Saturday, 13 June 2009
Mao and Degeneration
It was Mao's belief that there was a specifically Chinese road to socialism, though in pursuit of that road he effectively turned the classic doctrines of Marxist materialism inside out, with quite disastrous consequences for China and the Chinese people.
You see, in terms of economic development and industrial resources, China of the mid-twentieth century was about as far removed from that stage of advanced historical development that Karl Marx had believed to be the essential precursor of a successful revolution. Short of many natural resources it possessed one thing in abundance-people. And it was people who were to be the raw material in Mao's great experiment.

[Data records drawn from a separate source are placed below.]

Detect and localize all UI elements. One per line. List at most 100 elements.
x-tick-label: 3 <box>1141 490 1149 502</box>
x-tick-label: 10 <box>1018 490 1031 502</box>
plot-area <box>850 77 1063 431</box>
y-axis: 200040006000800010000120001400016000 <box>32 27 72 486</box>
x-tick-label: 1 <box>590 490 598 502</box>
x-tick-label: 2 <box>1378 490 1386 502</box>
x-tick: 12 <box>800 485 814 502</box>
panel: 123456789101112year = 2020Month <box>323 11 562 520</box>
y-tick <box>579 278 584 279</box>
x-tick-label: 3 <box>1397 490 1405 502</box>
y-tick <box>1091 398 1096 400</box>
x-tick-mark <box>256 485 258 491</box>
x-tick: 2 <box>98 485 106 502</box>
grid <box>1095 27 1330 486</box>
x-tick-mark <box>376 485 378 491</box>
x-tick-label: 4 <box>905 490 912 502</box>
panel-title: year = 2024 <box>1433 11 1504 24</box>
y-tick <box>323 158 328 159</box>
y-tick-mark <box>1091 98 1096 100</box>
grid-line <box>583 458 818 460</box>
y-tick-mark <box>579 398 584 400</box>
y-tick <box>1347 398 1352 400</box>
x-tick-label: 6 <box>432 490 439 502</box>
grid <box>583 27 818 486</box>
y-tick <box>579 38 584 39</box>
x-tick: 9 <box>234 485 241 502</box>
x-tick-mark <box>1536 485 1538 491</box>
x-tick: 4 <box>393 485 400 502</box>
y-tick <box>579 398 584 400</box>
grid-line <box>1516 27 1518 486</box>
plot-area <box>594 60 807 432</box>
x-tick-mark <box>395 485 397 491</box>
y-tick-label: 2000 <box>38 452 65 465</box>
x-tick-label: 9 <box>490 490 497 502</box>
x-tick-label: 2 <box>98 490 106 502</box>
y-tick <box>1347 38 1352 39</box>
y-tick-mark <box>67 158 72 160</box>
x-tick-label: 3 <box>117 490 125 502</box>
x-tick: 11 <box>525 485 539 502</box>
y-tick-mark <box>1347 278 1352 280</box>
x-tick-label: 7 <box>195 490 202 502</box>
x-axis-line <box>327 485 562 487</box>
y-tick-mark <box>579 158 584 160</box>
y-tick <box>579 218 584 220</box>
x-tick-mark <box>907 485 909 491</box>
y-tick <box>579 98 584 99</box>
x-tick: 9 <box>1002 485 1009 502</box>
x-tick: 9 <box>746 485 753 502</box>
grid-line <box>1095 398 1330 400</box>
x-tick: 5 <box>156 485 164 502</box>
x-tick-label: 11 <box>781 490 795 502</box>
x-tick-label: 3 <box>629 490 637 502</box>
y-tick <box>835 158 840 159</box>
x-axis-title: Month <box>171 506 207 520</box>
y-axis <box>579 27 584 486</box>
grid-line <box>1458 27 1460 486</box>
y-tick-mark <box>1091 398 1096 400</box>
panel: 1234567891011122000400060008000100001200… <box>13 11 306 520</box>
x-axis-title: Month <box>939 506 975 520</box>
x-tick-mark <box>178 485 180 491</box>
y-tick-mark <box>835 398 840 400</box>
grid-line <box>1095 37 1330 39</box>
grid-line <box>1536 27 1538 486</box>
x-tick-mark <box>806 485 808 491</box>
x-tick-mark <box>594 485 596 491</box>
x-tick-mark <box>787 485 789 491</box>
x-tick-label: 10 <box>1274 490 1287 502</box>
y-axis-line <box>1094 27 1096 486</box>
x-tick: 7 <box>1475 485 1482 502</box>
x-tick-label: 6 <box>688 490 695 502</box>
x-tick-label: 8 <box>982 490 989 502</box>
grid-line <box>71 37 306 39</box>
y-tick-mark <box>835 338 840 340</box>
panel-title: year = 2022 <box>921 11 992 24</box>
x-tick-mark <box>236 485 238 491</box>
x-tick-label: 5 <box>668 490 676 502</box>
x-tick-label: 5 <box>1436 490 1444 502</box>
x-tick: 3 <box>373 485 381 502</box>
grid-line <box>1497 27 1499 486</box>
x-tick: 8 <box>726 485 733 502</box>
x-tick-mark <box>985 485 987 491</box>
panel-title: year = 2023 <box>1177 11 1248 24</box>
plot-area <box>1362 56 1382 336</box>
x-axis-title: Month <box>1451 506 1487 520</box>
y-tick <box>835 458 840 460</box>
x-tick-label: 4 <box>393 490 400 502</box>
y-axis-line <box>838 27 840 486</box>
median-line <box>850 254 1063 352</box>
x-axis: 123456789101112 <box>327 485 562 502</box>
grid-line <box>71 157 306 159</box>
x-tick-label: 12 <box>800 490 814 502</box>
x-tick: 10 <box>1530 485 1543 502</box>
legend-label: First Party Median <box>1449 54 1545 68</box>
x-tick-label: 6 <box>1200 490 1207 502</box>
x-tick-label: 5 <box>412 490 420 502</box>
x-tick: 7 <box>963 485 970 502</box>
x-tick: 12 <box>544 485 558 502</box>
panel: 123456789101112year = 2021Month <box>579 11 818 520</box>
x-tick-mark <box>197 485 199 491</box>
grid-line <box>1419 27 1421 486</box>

Now, though Lenin had always stressed that there was a subjective element to the whole revolutionary process, that it was an act of political consciousness, Mao took this subjectivity to what might be described as an anti-materialist extreme. Distrustful of experts and obstacles, distrustful of bureaucracy, he placed his greatest intellectual emphasis on achieving goals by an 'act of faith' alone; that even the most difficult things were not beyond the power of will. In other words, it was the will of the people, the power of the masses, that would enable the Chinese to catch up with the Soviets and the advanced industrial powers of the west.
This, in essence, is the key to the Great Leap Forward. By this Mao hoped that steel production would increase if the energy and will of the whole nation could simply be directed towards that particular end, regardless of technical and practical objections. Revolutionary zeal would be enough. Of course it was not. The steel that was produced was of poor quality and the neglect of other areas of the economy, agriculture in particular, was to create one of the worst man-made famines in the whole course of Chinese history. Despite this Mao did not abandon his belief in revolutionary spontaneity, which was to emerge once again, with equally disastrous consequences, in the Cultural Revolution.
In thinking of the deleterious effects of these forms of anti-materialist and, it might be said, anti-Marxist voluntarism, one should also consider the actions of Pol Pot, Mao's greatest and most murderous disciple. I have been to the Killing Fields; I have seen.
Mao still haunts modern China, a little like the ghost of Banquo, although less relevant, less frightful, even, with the passing of the years.